What showcases her strengths—what gives The Interestings its most organic, vivid aspect—is the novel’s deceptively simple, reverent portrayal of friendship—of, perhaps, camp friendship, specifically. With Jules and Ash, Wolitzer takes up a satisfyingly familiar trope: The golden girl sees something in the mousey girl and draws her out of her shell into a whirlwind of self-discovery. “Distantly Jules thought of the girls she’d been friends with at home—their mildness, their loyalty… . It was as though she was saying goodbye to those other girls now, here in the teepee with Ash Wolf sitting on her bed.” But, by tracing their relationship closely over the course of so many years, by developing such fully realized, multidimensional characters, and playing with role reversal and power dynamics, Wolitzer makes the dynamic much richer and more complicated. The plotline following Jonah, who’s a bit of a loner, and increasingly lost, is an affecting testament to the power of lifelong friendships. Though neither Ash nor Jules nor Ethan connect with Jonah on a particularly deep level, they come together without hesitation to support him at his lowest moments. Their early, intense shared experiences keep them in eternal, unspoken commune.
With the relationship between Jules and Ethan, Wolitzer undertakes a dexterous examination of friendship in the face of unrequited love. They bond quickly at Spirit-in-the-Woods, their acute compatibility further emphasized by their shared need for escape—Ethan from his miserable parents, who bicker constantly in their tiny New York apartment, Jules from the numbing boredom of suburban Long Island, where she lives with a mother and sister she finds embarrassingly provincial. Over the years, Jules and Ethan grow to speak their own language, and their moments of rapport are among the book’s most effervescent.
At the end of the novel, Jules studies an old storyboard that Ethan drew for an animation that was never made, depicting the two of them at Spirit-in-the-Woods.
The boy gazed upon the girl in rapture. “So what do you think?” he wanted to know. “Any chance you might reconsider?”
And the girl said, “Can we pleeeeze talk about something else?”
The next frame showed them trudging up a hill together. “All right, so what do you want to talk about?” he asked her.

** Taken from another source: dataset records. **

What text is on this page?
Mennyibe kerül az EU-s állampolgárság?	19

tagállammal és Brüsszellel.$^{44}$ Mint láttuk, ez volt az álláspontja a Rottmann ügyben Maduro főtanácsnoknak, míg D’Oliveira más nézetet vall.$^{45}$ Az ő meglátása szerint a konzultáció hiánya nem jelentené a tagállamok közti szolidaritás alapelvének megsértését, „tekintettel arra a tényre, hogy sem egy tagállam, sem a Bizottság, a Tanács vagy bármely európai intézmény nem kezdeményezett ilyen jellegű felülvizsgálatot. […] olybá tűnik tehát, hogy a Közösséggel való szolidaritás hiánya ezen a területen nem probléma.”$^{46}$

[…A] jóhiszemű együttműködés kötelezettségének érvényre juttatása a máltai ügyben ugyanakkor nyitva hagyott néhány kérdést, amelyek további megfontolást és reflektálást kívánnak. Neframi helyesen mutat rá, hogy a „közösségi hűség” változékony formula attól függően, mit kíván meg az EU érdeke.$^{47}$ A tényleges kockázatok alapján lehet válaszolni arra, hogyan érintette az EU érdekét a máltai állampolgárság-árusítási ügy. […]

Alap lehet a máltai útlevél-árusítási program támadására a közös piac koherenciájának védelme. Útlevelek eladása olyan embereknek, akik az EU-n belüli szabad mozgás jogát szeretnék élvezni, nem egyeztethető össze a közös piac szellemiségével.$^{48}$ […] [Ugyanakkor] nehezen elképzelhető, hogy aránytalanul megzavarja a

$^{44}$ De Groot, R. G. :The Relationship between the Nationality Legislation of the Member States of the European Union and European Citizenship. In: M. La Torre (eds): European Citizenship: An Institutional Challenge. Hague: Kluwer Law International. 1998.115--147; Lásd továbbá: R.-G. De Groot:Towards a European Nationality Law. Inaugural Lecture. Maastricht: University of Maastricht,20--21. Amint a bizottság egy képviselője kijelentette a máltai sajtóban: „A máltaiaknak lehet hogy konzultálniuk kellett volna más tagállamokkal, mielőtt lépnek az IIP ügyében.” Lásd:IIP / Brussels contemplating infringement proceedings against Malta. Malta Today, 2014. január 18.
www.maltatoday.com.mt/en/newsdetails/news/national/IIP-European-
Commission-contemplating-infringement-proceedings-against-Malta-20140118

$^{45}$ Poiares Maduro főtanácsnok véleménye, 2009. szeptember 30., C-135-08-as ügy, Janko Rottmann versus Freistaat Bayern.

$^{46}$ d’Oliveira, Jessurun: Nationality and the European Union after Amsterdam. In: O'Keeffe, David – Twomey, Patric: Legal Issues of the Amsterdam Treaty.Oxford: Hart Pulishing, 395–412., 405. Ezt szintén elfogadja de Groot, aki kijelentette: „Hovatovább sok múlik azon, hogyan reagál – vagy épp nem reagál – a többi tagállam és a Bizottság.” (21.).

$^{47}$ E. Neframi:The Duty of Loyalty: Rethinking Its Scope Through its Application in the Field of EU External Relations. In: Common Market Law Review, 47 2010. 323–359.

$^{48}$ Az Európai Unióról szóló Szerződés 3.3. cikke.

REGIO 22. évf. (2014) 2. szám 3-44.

“Did you ever notice the way pencils look like collie dogs?” she said, and a big no. 2 pencil with the face of a dog appeared, its mouth open and yipping.
“Nope, I never did,” Ethan said in the next frame. The two figures reached the top of the hill and walked together through the trees. Oh tragedy, oh tragedy, the boy said to himself, but he was smiling a little. Oh joy, oh joy.
Though they quickly recover each time Jules rejects Ethan’s romantic advances, he’s unable to ever entirely quell his feelings, and she never quite stops wanting to want him. It’s heart-rending but also exhilarating to observe. It’s Wolitzer, the camp person, at her very best.